Комиссия озабочена и развитием отдельных видов промыслов. Так, слюдяному промыслу в Архангельской губернии и в Сибири «дана была вольность», т. е. кто пожелает, тот и промышляет беспрепятственно; была существенно снижена пошлина с готового продукта. По представлению Комиссии с 1728 г. отменялась казенная соляная монополия: соляные промыслы и продажа соли отдавались в «вольную» торговлю. Но эта мера привела к ощутимому падению доходов казны, и в 1731 г. монополия на продажу соли была восстановлена.
В связи с затруднениями в организации эффективного контроля за металлургическим производством в «отдаленных сибирских местах» было разрешено в Иркутской и Енисейской провинциях любому пожелавшему строить заводы, какие захочет, «свободно и безвозбранно» с правом свободной же реализации продукции при условии уплаты одной только таможенной пошлины (налагался запрет на продажу за границу только золота и серебра). Не забыты и крестьяне: в облегчение их положения Верховный тайный совет в июле 1729 г. распорядился не собирать подушных денег в рабочую пору. Страшно подумать, но остановлено одно из главных дел Петра — строительство кораблей. Решено ограничиться пополнением галерного флота. На все доклады Петру II об «исчезновении флота вследствие удаления его (царя) от моря» — ответ один: «Когда нужда потребует употребить корабли, то я пойду в море; но я не намерен гулять по нем, как дедушка». Конечно же устами малолетки говорила старая московская знать, хотя, отмечают историки, «сознательного, преднамеренного противодействия делу преобразования мы не замечаем ни в ком из русских людей, стоявших в это время наверху». Так‑то оно так, но и больших дел не видно, идет «латание дыр», да и то минуя царей. Ни заурядная Екатерина I, ни малолетний Петр II не имели способности к самостоятельной государственной деятельности.

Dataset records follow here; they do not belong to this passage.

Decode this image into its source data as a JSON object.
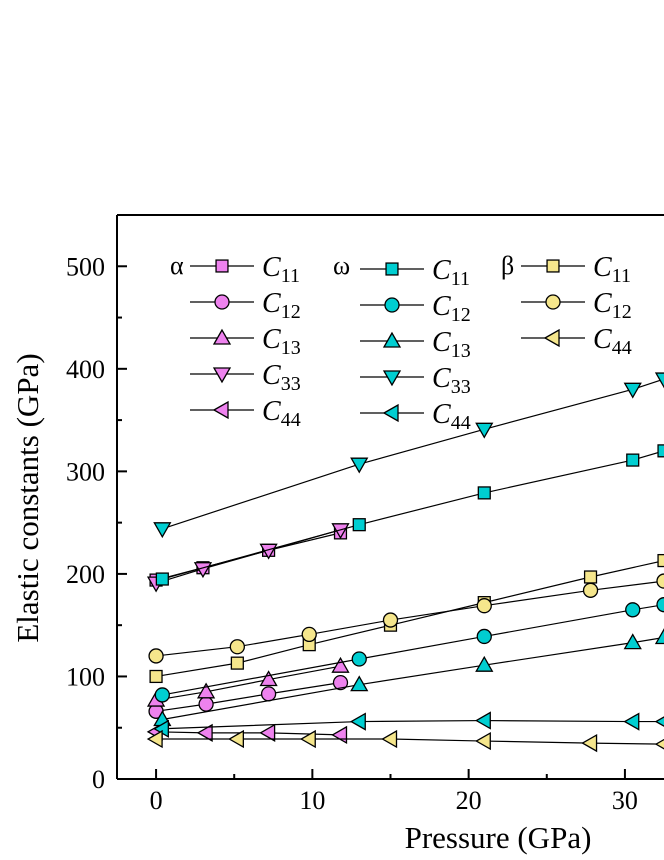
{
  "chart_data": {
    "type": "line",
    "title": "",
    "xlabel": "Pressure (GPa)",
    "ylabel": "Elastic constants (GPa)",
    "xlim": [
      -2.5,
      32.5
    ],
    "ylim": [
      0,
      550
    ],
    "xticks": [
      0,
      10,
      20,
      30
    ],
    "yticks": [
      0,
      100,
      200,
      300,
      400,
      500
    ],
    "grid": false,
    "legend_position": "top-left",
    "colors": {
      "alpha": "#ee82ee",
      "omega": "#00ced1",
      "beta": "#f5e68c"
    },
    "groups": [
      {
        "symbol": "α",
        "color_key": "alpha"
      },
      {
        "symbol": "ω",
        "color_key": "omega"
      },
      {
        "symbol": "β",
        "color_key": "beta"
      }
    ],
    "series": [
      {
        "phase": "α",
        "color_key": "alpha",
        "marker": "square",
        "name": "C11",
        "label_main": "C",
        "label_sub": "11",
        "x": [
          0,
          3,
          7.2,
          11.8
        ],
        "y": [
          194,
          206,
          223,
          240
        ]
      },
      {
        "phase": "α",
        "color_key": "alpha",
        "marker": "circle",
        "name": "C12",
        "label_main": "C",
        "label_sub": "12",
        "x": [
          0,
          3.2,
          7.2,
          11.8
        ],
        "y": [
          66,
          73,
          83,
          94
        ]
      },
      {
        "phase": "α",
        "color_key": "alpha",
        "marker": "triangle-up",
        "name": "C13",
        "label_main": "C",
        "label_sub": "13",
        "x": [
          0,
          3.2,
          7.2,
          11.8
        ],
        "y": [
          77,
          85,
          97,
          110
        ]
      },
      {
        "phase": "α",
        "color_key": "alpha",
        "marker": "triangle-down",
        "name": "C33",
        "label_main": "C",
        "label_sub": "33",
        "x": [
          0,
          3,
          7.2,
          11.8
        ],
        "y": [
          191,
          205,
          223,
          243
        ]
      },
      {
        "phase": "α",
        "color_key": "alpha",
        "marker": "triangle-left",
        "name": "C44",
        "label_main": "C",
        "label_sub": "44",
        "x": [
          0,
          3.2,
          7.2,
          11.8
        ],
        "y": [
          46,
          45,
          45,
          43
        ]
      },
      {
        "phase": "ω",
        "color_key": "omega",
        "marker": "square",
        "name": "C11",
        "label_main": "C",
        "label_sub": "11",
        "x": [
          0.4,
          13,
          21,
          30.5,
          32.5
        ],
        "y": [
          195,
          248,
          279,
          311,
          320
        ]
      },
      {
        "phase": "ω",
        "color_key": "omega",
        "marker": "circle",
        "name": "C12",
        "label_main": "C",
        "label_sub": "12",
        "x": [
          0.4,
          13,
          21,
          30.5,
          32.5
        ],
        "y": [
          82,
          117,
          139,
          165,
          170
        ]
      },
      {
        "phase": "ω",
        "color_key": "omega",
        "marker": "triangle-up",
        "name": "C13",
        "label_main": "C",
        "label_sub": "13",
        "x": [
          0.4,
          13,
          21,
          30.5,
          32.5
        ],
        "y": [
          58,
          92,
          111,
          133,
          138
        ]
      },
      {
        "phase": "ω",
        "color_key": "omega",
        "marker": "triangle-down",
        "name": "C33",
        "label_main": "C",
        "label_sub": "33",
        "x": [
          0.4,
          13,
          21,
          30.5,
          32.5
        ],
        "y": [
          244,
          307,
          341,
          380,
          390
        ]
      },
      {
        "phase": "ω",
        "color_key": "omega",
        "marker": "triangle-left",
        "name": "C44",
        "label_main": "C",
        "label_sub": "44",
        "x": [
          0.4,
          13,
          21,
          30.5,
          32.5
        ],
        "y": [
          49,
          56,
          57,
          56,
          56
        ]
      },
      {
        "phase": "β",
        "color_key": "beta",
        "marker": "square",
        "name": "C11",
        "label_main": "C",
        "label_sub": "11",
        "x": [
          0,
          5.2,
          9.8,
          15,
          21,
          27.8,
          32.5
        ],
        "y": [
          100,
          113,
          131,
          150,
          172,
          197,
          213
        ]
      },
      {
        "phase": "β",
        "color_key": "beta",
        "marker": "circle",
        "name": "C12",
        "label_main": "C",
        "label_sub": "12",
        "x": [
          0,
          5.2,
          9.8,
          15,
          21,
          27.8,
          32.5
        ],
        "y": [
          120,
          129,
          141,
          155,
          169,
          184,
          193
        ]
      },
      {
        "phase": "β",
        "color_key": "beta",
        "marker": "triangle-left",
        "name": "C44",
        "label_main": "C",
        "label_sub": "44",
        "x": [
          0,
          5.2,
          9.8,
          15,
          21,
          27.8,
          32.5
        ],
        "y": [
          39,
          39,
          39,
          39,
          37,
          35,
          34
        ]
      }
    ]
  }
}
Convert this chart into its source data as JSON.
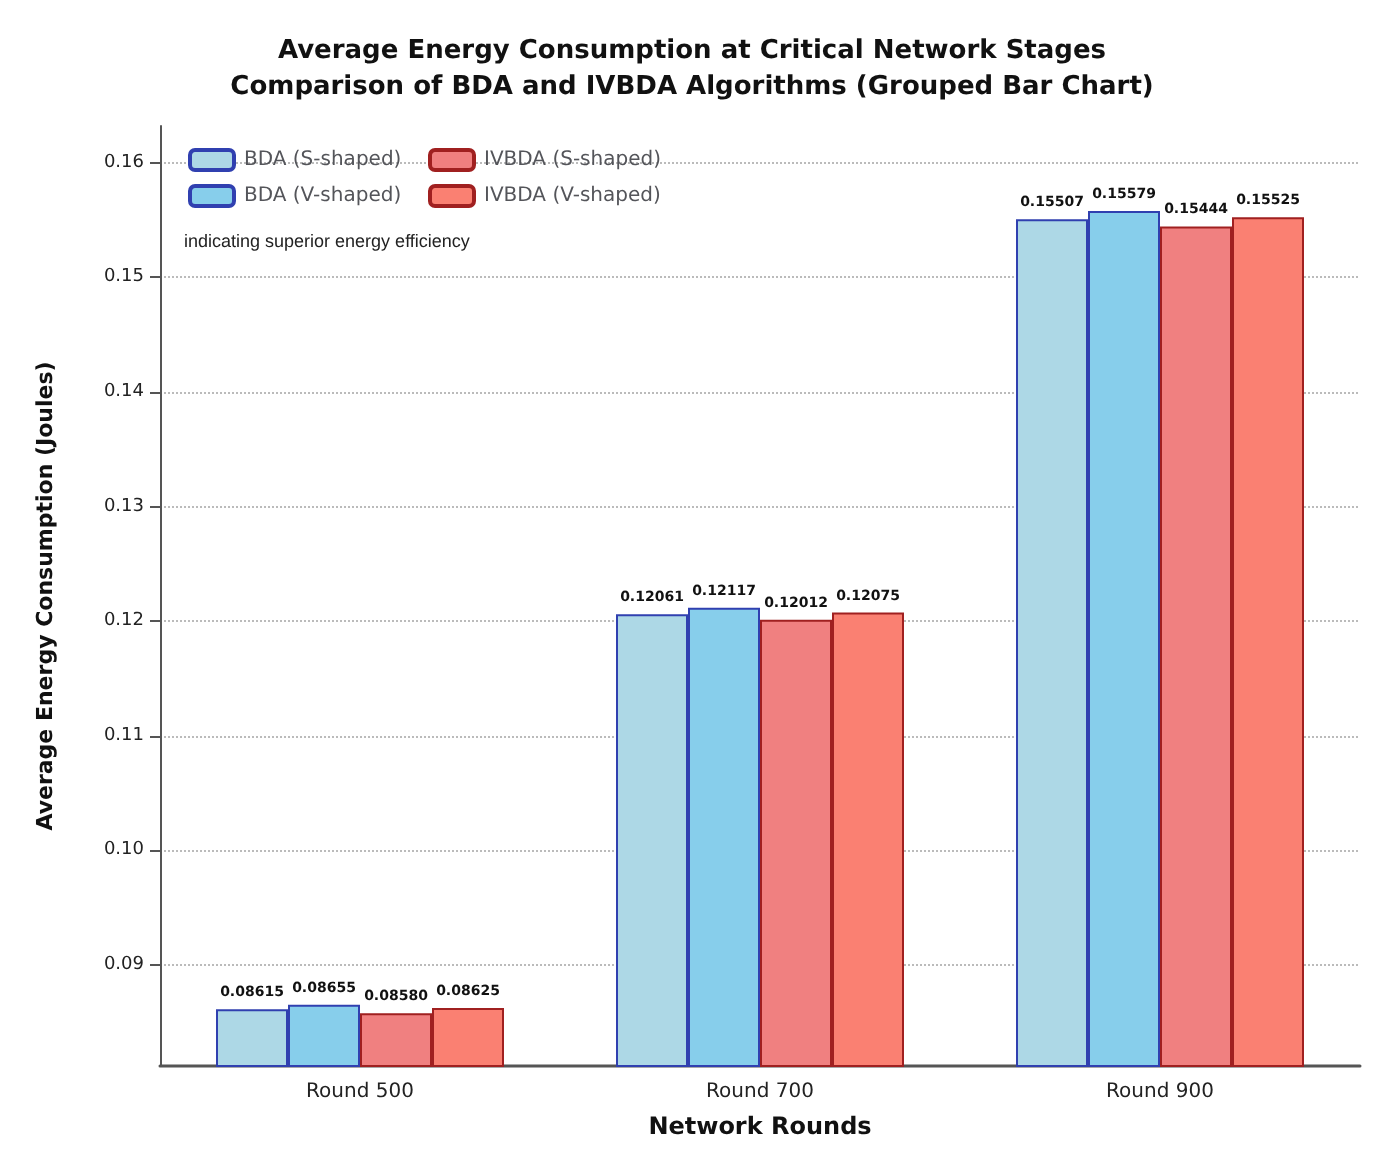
{
  "chart_data": {
    "type": "bar",
    "title": "Average Energy Consumption at Critical Network Stages\nComparison of BDA and IVBDA Algorithms (Grouped Bar Chart)",
    "xlabel": "Network Rounds",
    "ylabel": "Average Energy Consumption (Joules)",
    "categories": [
      "Round 500",
      "Round 700",
      "Round 900"
    ],
    "series": [
      {
        "name": "BDA (S-shaped)",
        "color": "#add8e6",
        "values": [
          0.08615,
          0.12061,
          0.15507
        ]
      },
      {
        "name": "BDA (V-shaped)",
        "color": "#87ceeb",
        "values": [
          0.08655,
          0.12117,
          0.15579
        ]
      },
      {
        "name": "IVBDA (S-shaped)",
        "color": "#f08080",
        "values": [
          0.0858,
          0.12012,
          0.15444
        ]
      },
      {
        "name": "IVBDA (V-shaped)",
        "color": "#fa8072",
        "values": [
          0.08625,
          0.12075,
          0.15525
        ]
      }
    ],
    "ylim": [
      0.0812,
      0.1632
    ],
    "yticks": [
      0.09,
      {
        "value": 0.1,
        "label": "0.10"
      },
      0.11,
      0.12,
      0.13,
      0.14,
      0.15,
      0.16
    ],
    "grid": "y",
    "legend": "top left",
    "value_labels": [
      [
        "0.08615",
        "0.12061",
        "0.15507"
      ],
      [
        "0.08655",
        "0.12117",
        "0.15579"
      ],
      [
        "0.08580",
        "0.12012",
        "0.15444"
      ],
      [
        "0.08625",
        "0.12075",
        "0.15525"
      ]
    ],
    "annotations": [
      "indicating superior energy efficiency"
    ]
  }
}
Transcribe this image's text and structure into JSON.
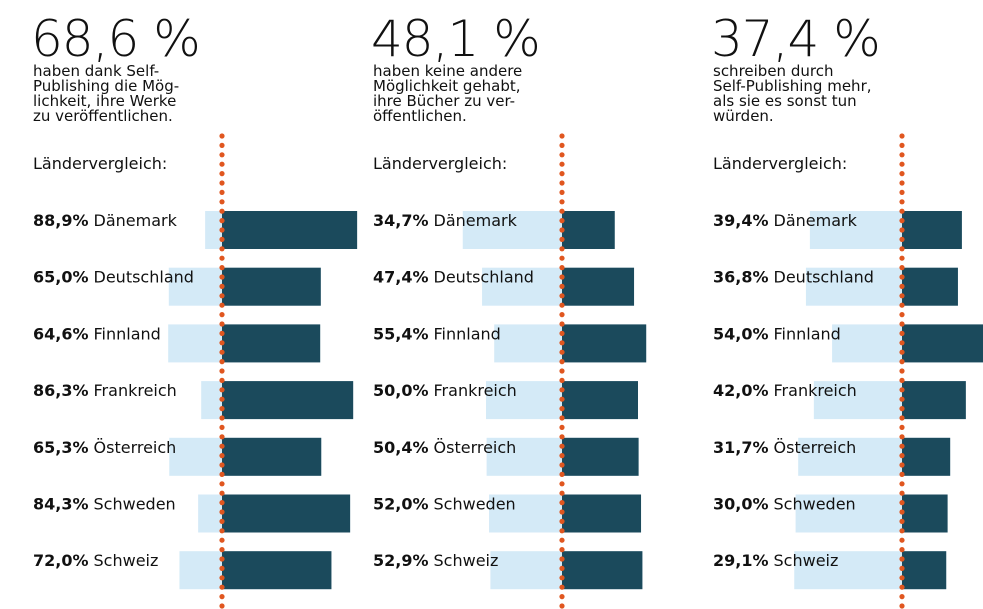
{
  "chart_data": [
    {
      "type": "bar",
      "title": "68,6 %",
      "subtitle": [
        "haben dank Self-",
        "Publishing die Mög-",
        "lichkeit, ihre Werke",
        "zu veröffentlichen."
      ],
      "label": "Ländervergleich:",
      "categories": [
        "Dänemark",
        "Deutschland",
        "Finnland",
        "Frankreich",
        "Österreich",
        "Schweden",
        "Schweiz"
      ],
      "values": [
        88.9,
        65.0,
        64.6,
        86.3,
        65.3,
        84.3,
        72.0
      ],
      "value_labels": [
        "88,9%",
        "65,0%",
        "64,6%",
        "86,3%",
        "65,3%",
        "84,3%",
        "72,0%"
      ],
      "xlim": [
        0,
        100
      ],
      "color": "#1b4a5c",
      "background_color": "#d4eaf7"
    },
    {
      "type": "bar",
      "title": "48,1 %",
      "subtitle": [
        "haben keine andere",
        "Möglichkeit gehabt,",
        "ihre Bücher zu ver-",
        "öffentlichen."
      ],
      "label": "Ländervergleich:",
      "categories": [
        "Dänemark",
        "Deutschland",
        "Finnland",
        "Frankreich",
        "Österreich",
        "Schweden",
        "Schweiz"
      ],
      "values": [
        34.7,
        47.4,
        55.4,
        50.0,
        50.4,
        52.0,
        52.9
      ],
      "value_labels": [
        "34,7%",
        "47,4%",
        "55,4%",
        "50,0%",
        "50,4%",
        "52,0%",
        "52,9%"
      ],
      "xlim": [
        0,
        100
      ],
      "color": "#1b4a5c",
      "background_color": "#d4eaf7"
    },
    {
      "type": "bar",
      "title": "37,4 %",
      "subtitle": [
        "schreiben durch",
        "Self-Publishing mehr,",
        "als sie es sonst tun",
        "würden."
      ],
      "label": "Ländervergleich:",
      "categories": [
        "Dänemark",
        "Deutschland",
        "Finnland",
        "Frankreich",
        "Österreich",
        "Schweden",
        "Schweiz"
      ],
      "values": [
        39.4,
        36.8,
        54.0,
        42.0,
        31.7,
        30.0,
        29.1
      ],
      "value_labels": [
        "39,4%",
        "36,8%",
        "54,0%",
        "42,0%",
        "31,7%",
        "30,0%",
        "29,1%"
      ],
      "xlim": [
        0,
        100
      ],
      "color": "#1b4a5c",
      "background_color": "#d4eaf7"
    }
  ]
}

§ 3. Курляндская вдовушка — российская самодержица. Бироновщина
Кондиции 1730 г.
Смерть Петра II застала всех врасплох, но более всего семейство Долгоруких, потерявших столь близкую возможность породнения с царствующим домом. Удар был такой силы, что только помутненный разум всего клана Долгоруких мог подвигнуть их на то, чтобы попытаться подсунуть находившемуся на смертном одре царю завещание в пользу княжны Екатерины, на сомнительном основании их обручения. Дежурство фаворита, князя Ивана, у постели умирающего царя в последнюю ночь оказалось напрасным — Петр умер, так и не придя в сознание. Вечером, в день так и не состоявшейся свадьбы 19 января 1730 г. для избрания преемника собрались четверо из пяти оставшихся в живых (Ф. М. Апраксин умер в 1729 г.) «верховников» — Г. И. Головкин, Д. М. Голицын, А. Г. и В. Л. Долгорукие. Вице‑канцлер А. И. Остерман как иностранец не счел себя вправе решать вопросы престолонаследия (привычная осторожность) и не явился. На заседание были приглашены прибывший на свадьбу сибирский губернатор, дядя невесты, М. В. Долгорукий, а также два фельдмаршала — М. М. Голицын и В. В. Долгорукий. Церковные иерархи отставлены за то, что, как пояснил Д. М. Голицын, они после смерти Петра I себя осрамили, «склонясь, под воздействием даров, в пользу иностранки, которая некогда была любовницей Меншикова».Претендовать на трон могли лишь потомки Петра I и его сводного брата Ивана по женской линии. Но прежде чем назвать их, скажем об одной особенности расклада политических сил в России: вопреки сообщениям иностранных наблюдателей о существовании трех‑четырех «партий», различавшихся по общественным интересам, в действительности их не было и в помине. Как ни упорствовал Петр I, ему так и не удалось привить русским людям понимание необходимости действовать сообща, «кумпанствами», в сложной общественно‑политической ситуации. Как и много лет назад, личные и фамильные интересы по‑прежнему были на первом плане, что позволяло более сильному захватывать власти больше, чем ему следовало бы. Таким человеком на данный момент оказался князь Дмитрий Михайлович Голицын. Он отвел кандидатуру дочери Петра I Елизаветы на том основании, что мать ее была «подлой породы», занявшая к тому же престол без всяких на то прав. Но в этом доводе была не вся правда.